Myringotomy, also called tympanotomy or tympanotomy, is a surgical procedure that makes a small incision in the tympanic membrane. The aim is to increase ventilation in the middle ear, relieve pressure within the tympanic cavity, or drain fluids such as mucus or pus in case of an infection.
The drainage and ventilation of the middle ear is normally carried out through the Eustachian tubes, also called pharyngotympanic tubes or Eustachian tubes. People who need a myringotomy often have an obstructive problem with the eustachian tubes that prevent their normal functioning.
The eardrum incision made by myringotomy heals on its own within 2-3 weeks. In many cases, a small tube is inserted into the incision (tympanotomy tube) so that the passage between the outer ear and middle ear remains open longer.
Myringotomy has numerous indications. The most frequent in pediatric ages is to treat chronic otitis media and exudative or effusion otitis media that do not respond adequately to antibiotic treatment.

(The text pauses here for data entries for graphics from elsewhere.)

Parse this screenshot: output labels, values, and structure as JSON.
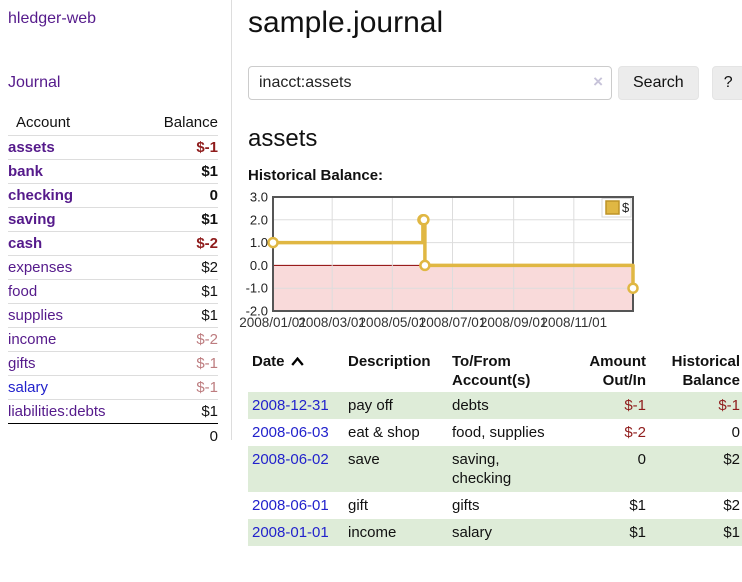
{
  "app": {
    "brand": "hledger-web",
    "nav_journal": "Journal"
  },
  "sidebar": {
    "table": {
      "col_account": "Account",
      "col_balance": "Balance",
      "accounts": [
        {
          "name": "assets",
          "indent": 1,
          "balance": "$-1",
          "bold": true
        },
        {
          "name": "bank",
          "indent": 2,
          "balance": "$1",
          "bold": true
        },
        {
          "name": "checking",
          "indent": 3,
          "balance": "0",
          "bold": true
        },
        {
          "name": "saving",
          "indent": 3,
          "balance": "$1",
          "bold": true
        },
        {
          "name": "cash",
          "indent": 2,
          "balance": "$-2",
          "bold": true
        },
        {
          "name": "expenses",
          "indent": 1,
          "balance": "$2",
          "bold": false
        },
        {
          "name": "food",
          "indent": 2,
          "balance": "$1",
          "bold": false
        },
        {
          "name": "supplies",
          "indent": 2,
          "balance": "$1",
          "bold": false
        },
        {
          "name": "income",
          "indent": 1,
          "balance": "$-2",
          "bold": false
        },
        {
          "name": "gifts",
          "indent": 2,
          "balance": "$-1",
          "bold": false
        },
        {
          "name": "salary",
          "indent": 2,
          "balance": "$-1",
          "bold": false,
          "link_style": "unvisited"
        },
        {
          "name": "liabilities:debts",
          "indent": 1,
          "balance": "$1",
          "bold": false
        }
      ],
      "total": "0"
    }
  },
  "main": {
    "title": "sample.journal",
    "search": {
      "value": "inacct:assets",
      "clear_icon": "×",
      "button": "Search",
      "help_button": "?"
    },
    "account_heading": "assets",
    "chart_label": "Historical Balance:"
  },
  "register": {
    "headers": {
      "date": "Date",
      "date_sort_icon": "chevron-up",
      "description": "Description",
      "accounts": "To/From Account(s)",
      "amount": "Amount Out/In",
      "balance": "Historical Balance"
    },
    "rows": [
      {
        "date": "2008-12-31",
        "description": "pay off",
        "accounts": "debts",
        "amount": "$-1",
        "balance": "$-1"
      },
      {
        "date": "2008-06-03",
        "description": "eat & shop",
        "accounts": "food, supplies",
        "amount": "$-2",
        "balance": "0"
      },
      {
        "date": "2008-06-02",
        "description": "save",
        "accounts": "saving, checking",
        "amount": "0",
        "balance": "$2"
      },
      {
        "date": "2008-06-01",
        "description": "gift",
        "accounts": "gifts",
        "amount": "$1",
        "balance": "$2"
      },
      {
        "date": "2008-01-01",
        "description": "income",
        "accounts": "salary",
        "amount": "$1",
        "balance": "$1"
      }
    ]
  },
  "chart_data": {
    "type": "line",
    "title": "Historical Balance:",
    "step": true,
    "series": [
      {
        "name": "$",
        "color": "#e0b743",
        "points": [
          [
            "2008-01-01",
            1
          ],
          [
            "2008-06-01",
            2
          ],
          [
            "2008-06-02",
            2
          ],
          [
            "2008-06-03",
            0
          ],
          [
            "2008-12-31",
            -1
          ]
        ]
      }
    ],
    "x_range": [
      "2008-01-01",
      "2008-12-31"
    ],
    "ylim": [
      -2,
      3
    ],
    "yticks": [
      3,
      2,
      1,
      0,
      -1,
      -2
    ],
    "xticks": [
      "2008/01/01",
      "2008/03/01",
      "2008/05/01",
      "2008/07/01",
      "2008/09/01",
      "2008/11/01"
    ],
    "grid": true,
    "negative_region_color": "#f9dada",
    "zero_line_color": "#8b0000",
    "legend": "$",
    "legend_position": "top-right"
  },
  "colors": {
    "purple_link": "#551a8b",
    "blue_link": "#2222cc",
    "negative": "#8f1c1c",
    "negative_muted": "#bd7c7f",
    "row_stripe_green": "#deecd8",
    "chart_line_gold": "#e0b743",
    "chart_negative_pink": "#f9dada"
  }
}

In adults it is widely used in patients with Eustachian Tube Dysfunction who suffer from recurrent episodes of conditions such as vertigo, tinnitus, hearing loss or severe eardrum retraction. In these cases, there is the alternative of tuboplasty to dilate the pharyngotympanic tubes and improve their function.

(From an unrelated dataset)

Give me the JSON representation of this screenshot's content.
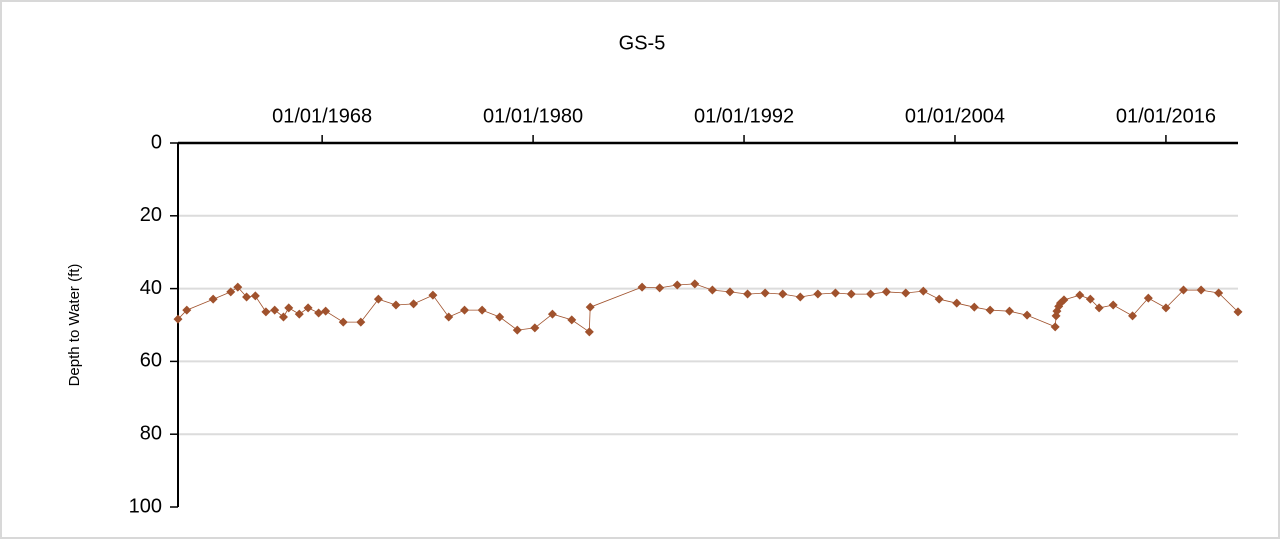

Tympanotomy is also indicated in some cases of barotrauma (pressure trauma) usually due to height changes during flights and sudden pressure changes during diving.
Normally, myringotomy is an outpatient surgical procedure, that is, it does not require hospitalization and the patient returns home the same day. In adults, local anesthesia is usually used, while in children, general anesthesia is more common.
Before any incision, the external auditory canal and the surface of the tympanic membrane are cleaned and disinfected. In conventional myringotomy or cold cutting, the eardrum is incised with a scalpel. Once the incision is made, any fluid present in the tympanic cavity is aspirated.
Subsequently, the ventilation tube is placed in the incision and, finally, the external auditory canal is plugged with cotton to contain possible bleeding. In a few days the wound can heal, so the tube is placed to maintain the opening. There are several types of ventilation tubes, the most common are silicone and titanium. They can be coated with antibiotics.
The laser myringotomy, or tympanolaserostomy, uses a CO2 laser and is performed with the aid of video and computer equipment that direct the laser to make the incision with greater precision at the appropriate location. The laser opens the eardrum in a tenth of a second with minimal damage to surrounding tissue. The laser incision remains open for several weeks without the need for a tube.
Although laser myringotomy is safe and ventilation is maintained for a longer time, it does not offer greater efficiency in the management of chronic exudative otitis media in children, and there are even studies that conclude that ventilation tubes are more effective in these cases.
GalleryMyringotomy Diagram Tympanostomy tube inserted into the tympanic membrane
Postoperatively, otorrhea (suppuration or fluid excretion) secondary to colonization by bacteria may occur. The most common are methicillin-resistant Pseudomonas aeruginosa S Staphylococcus aureus. Antibiotic tubes and antibiotic ear drops are used to prevent it.
Another possible early complication is tube obstruction and displacement. Later complications include deposits of fat and dead tissue in the tube, development of cholesteatoma, and persistent perforation of the tympanic membrane.